Wheelchair hoops shoots for success

%28left+to+right%29+Thomas+Oberst%2C+Talen+Jourdan%2C+and+Benny+Guerin+getting+ready+for+a+rebound+on+Saturday%2C+Dec.+3%2C+2022+in+Kachel+Fieldhouse.%0A

Nick Walczak

(left to right) Thomas Oberst, Talen Jourdan, and Benny Guerin getting ready for a rebound on Saturday, Dec. 3, 2022 in Kachel Fieldhouse.

Parker Olsen, Men’s Sports Editor

 

UW-Whitewater is well known for its athletic programs that have been national powerhouses. Wheelchair basketball however is not as well known as many other sports, yet the wheelchair basketball program’s success goes beyond that of any other Warhawk sport.

The men’s team has 13 national titles, including two three-peats. The women’s team has three national titles of their own that were won in consecutive seasons. The teams compete in the National Wheelchair Basketball Association’s Intercollegiate division.

Founded in 1973, Whitewater has maintained a winning culture since their first national title in 1982. Though the ways of winning have a long history, that standard certainly didn’t happen overnight.

“I think it’s been the culture that has been set up through years and years,” said former head coach Jeremy “Opie” Lade. “It wasn’t something I did. The coach before me Tracie, I learned a lot from him, it wasn’t something he did. It’s not something an individual gets credit for. I think it’s the culture that’s been built up and I think we have a culture of working hard to be successful but also having fun during that process.”

The program’s long history of success includes more than just national titles. The program has produced 26 Team USA wheelchair basketball paralympians, 21 men and five women. 13 Whitewater alumni have coached Team USA. In addition to that 17 other Warhawks have represented other nations in the paralympics.

How can a little place like Whitewater foster so much success? Well it all comes down to that culture and enjoying the sport so much all while journeying towards becoming a world class athlete.

“Once you start getting success, success breeds success. You have to give a lot of credit to some of our early coaches and some of our early athletes and coaches that became paralympic athletes and then people willing to be around them because they know the recipe for success,” Lade, a paralympic athlete and coach himself, said. “I think it’s a product of the culture that we’ve built. Once you start seeing success, whether it’s national championships or paralympics, dominoes start to fall.”

Lade has been a Warhawk from the very beginning. He attended the first ever Whitewater adaptive sports camp in 1993 and has been a part of each camp since. When making a decision on where to go to college, one option made the most sense.
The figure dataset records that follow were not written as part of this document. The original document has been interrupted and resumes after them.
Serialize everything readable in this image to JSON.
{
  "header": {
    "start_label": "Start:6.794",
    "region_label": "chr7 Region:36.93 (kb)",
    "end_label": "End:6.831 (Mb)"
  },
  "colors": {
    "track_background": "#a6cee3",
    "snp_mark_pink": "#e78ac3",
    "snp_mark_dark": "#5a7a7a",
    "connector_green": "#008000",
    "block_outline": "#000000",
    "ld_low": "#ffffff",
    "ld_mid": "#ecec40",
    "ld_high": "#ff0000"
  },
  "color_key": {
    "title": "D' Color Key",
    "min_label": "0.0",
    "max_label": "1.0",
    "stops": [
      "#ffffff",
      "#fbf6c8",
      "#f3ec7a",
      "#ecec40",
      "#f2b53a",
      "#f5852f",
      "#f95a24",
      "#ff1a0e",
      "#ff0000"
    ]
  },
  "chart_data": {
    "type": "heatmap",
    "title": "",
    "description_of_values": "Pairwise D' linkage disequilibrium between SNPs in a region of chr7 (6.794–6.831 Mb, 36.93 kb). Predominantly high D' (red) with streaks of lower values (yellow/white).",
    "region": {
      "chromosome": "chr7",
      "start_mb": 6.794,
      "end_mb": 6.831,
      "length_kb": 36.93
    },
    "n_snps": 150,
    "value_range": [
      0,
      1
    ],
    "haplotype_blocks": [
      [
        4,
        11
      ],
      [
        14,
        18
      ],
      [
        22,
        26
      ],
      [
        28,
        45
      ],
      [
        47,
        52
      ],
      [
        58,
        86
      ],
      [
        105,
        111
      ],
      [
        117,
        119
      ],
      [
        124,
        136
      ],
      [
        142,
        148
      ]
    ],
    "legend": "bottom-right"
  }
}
“At that point in my life Whitewater was home for me,” Lade said.

Lade went on to coach the Warhawks to win six national titles in his 12 years at the helm. With such success he knows plenty about the challenges that Jake Williams, the Warhawks new coach, is facing.

“The same challenges that Pat Miller and Keri Carollo have in their basketball programs to be successful are the challenges that we are seeing,” Lade said.

However it can be multiplied for the wheelchair basketball programs.

Purely from a numbers standpoint, it is difficult to recruit for wheelchair basketball because the population of people with disabilities and who play the game is relatively small. Not to mention those people need to want to, as Lade called it, take on two “full time” jobs in being a college student and being an athlete.

The program also faces competition that comes from places who are, bluntly put, better off. Of the 11 to 12 teams they compete against, Whitewater is one of the smallest. Teams from down south, like Alabama, Auburn and Texas-Arlington have more money to work with as well as better weather.

Campus does its best to support the program however according to Lade the success that the Warhawks have had is disproportionate to their resources, especially when compared to their bigger school competition.

The culture is part of why Warhawk wheelchair hoops has been able to have such great success. Its legacy is one that Williams is lucky to have behind him as he coaches the team for his first time. Lade, as well as many other alumni, are still around to guide him as he learns how to deal with challenges that go beyond the X’s and O’s.

“Learning as you go. Doing everything. It starts with good players, you’ve got to get good players for one thing. I mean the culture there is big,” Williams said.

At the end of the day Warhawk wheelchair basketball is about finding ways to win, about being successful. Having disabilities isn’t some big point of emphasis for them, that’s just something that they happen to live with.

“A lot of people focus on the fact that our athletes have disabilities. But within our program it’s about being successful. It’s not overcoming disability, that’s not what our program is, our program is finding a way to win,” Lade said.

March 15 through 18 Whitewater will show off that pursuit of success as they host the national tournament in the Kachel Gymnasium.